The bears cite: Goldman Sachs semiconductor analyst Jim Covello says current industry prosperity comes at the cost of upstream consumption—nearly all value flows to semiconductor companies, which is unsustainable. Investor Tommy Shaughnessy warns, major AI companies have deeply negative profit margins; once companies face the real per-usage prices, capital flow supporting GPU procurement and model training may reverse.

In recent interviews, Anthropic CEO Dario Amodei, Broadcom President Hock Tan, and “The Big Short” prototype Steve Eisman all mentioned similar issues: companies are currently overspending on AI tools—in other words, “Token maximization”; as cost awareness builds and pricing shifts to per-Token, future investments will need a sharper focus on ROI.

On social media, some directly question the framing of this chart. Some point out, “six consecutive declines last year happened four times during the peak adoption period,” “cheaper models may actually accelerate deployment since cost barriers are lower.”

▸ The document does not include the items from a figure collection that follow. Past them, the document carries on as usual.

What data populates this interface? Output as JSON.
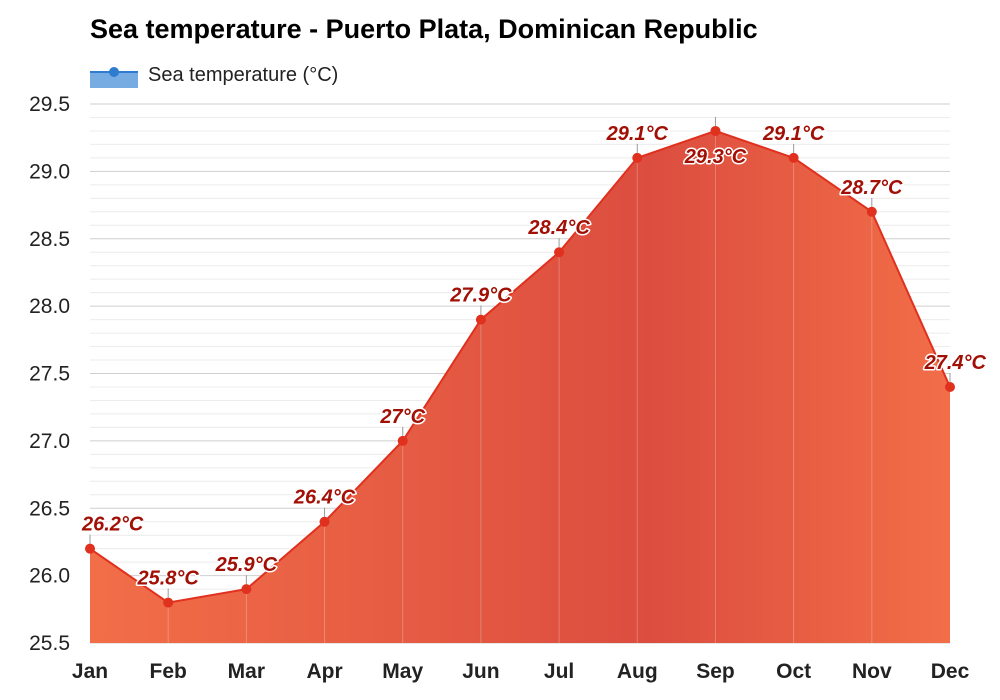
{
  "chart_data": {
    "type": "area",
    "title": "Sea temperature - Puerto Plata, Dominican Republic",
    "legend": {
      "label": "Sea temperature (°C)",
      "placement": "top-left",
      "color": "#4a90d9"
    },
    "categories": [
      "Jan",
      "Feb",
      "Mar",
      "Apr",
      "May",
      "Jun",
      "Jul",
      "Aug",
      "Sep",
      "Oct",
      "Nov",
      "Dec"
    ],
    "series": [
      {
        "name": "Sea temperature (°C)",
        "values": [
          26.2,
          25.8,
          25.9,
          26.4,
          27.0,
          27.9,
          28.4,
          29.1,
          29.3,
          29.1,
          28.7,
          27.4
        ],
        "labels": [
          "26.2°C",
          "25.8°C",
          "25.9°C",
          "26.4°C",
          "27°C",
          "27.9°C",
          "28.4°C",
          "29.1°C",
          "29.3°C",
          "29.1°C",
          "28.7°C",
          "27.4°C"
        ],
        "color": "#e0301e"
      }
    ],
    "ylim": [
      25.5,
      29.5
    ],
    "yticks": [
      "25.5",
      "26.0",
      "26.5",
      "27.0",
      "27.5",
      "28.0",
      "28.5",
      "29.0",
      "29.5"
    ],
    "grid": true,
    "fill_colors": {
      "warm": "#f26e48",
      "hot": "#dc4d3f"
    }
  }
}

Others rebut: “No matter how cheap, every new model launch will exponentially consume more Tokens.”

Currently, there is no conclusion to this debate. But one thing is certain: marginal changes in Token expenditure, through the transmission chain of GPU power, DRAM memory, and data center demand, directly affect capital expenditure expectations for Nvidia, memory chipmakers, and cloud service providers. Investors must keep watching this chart.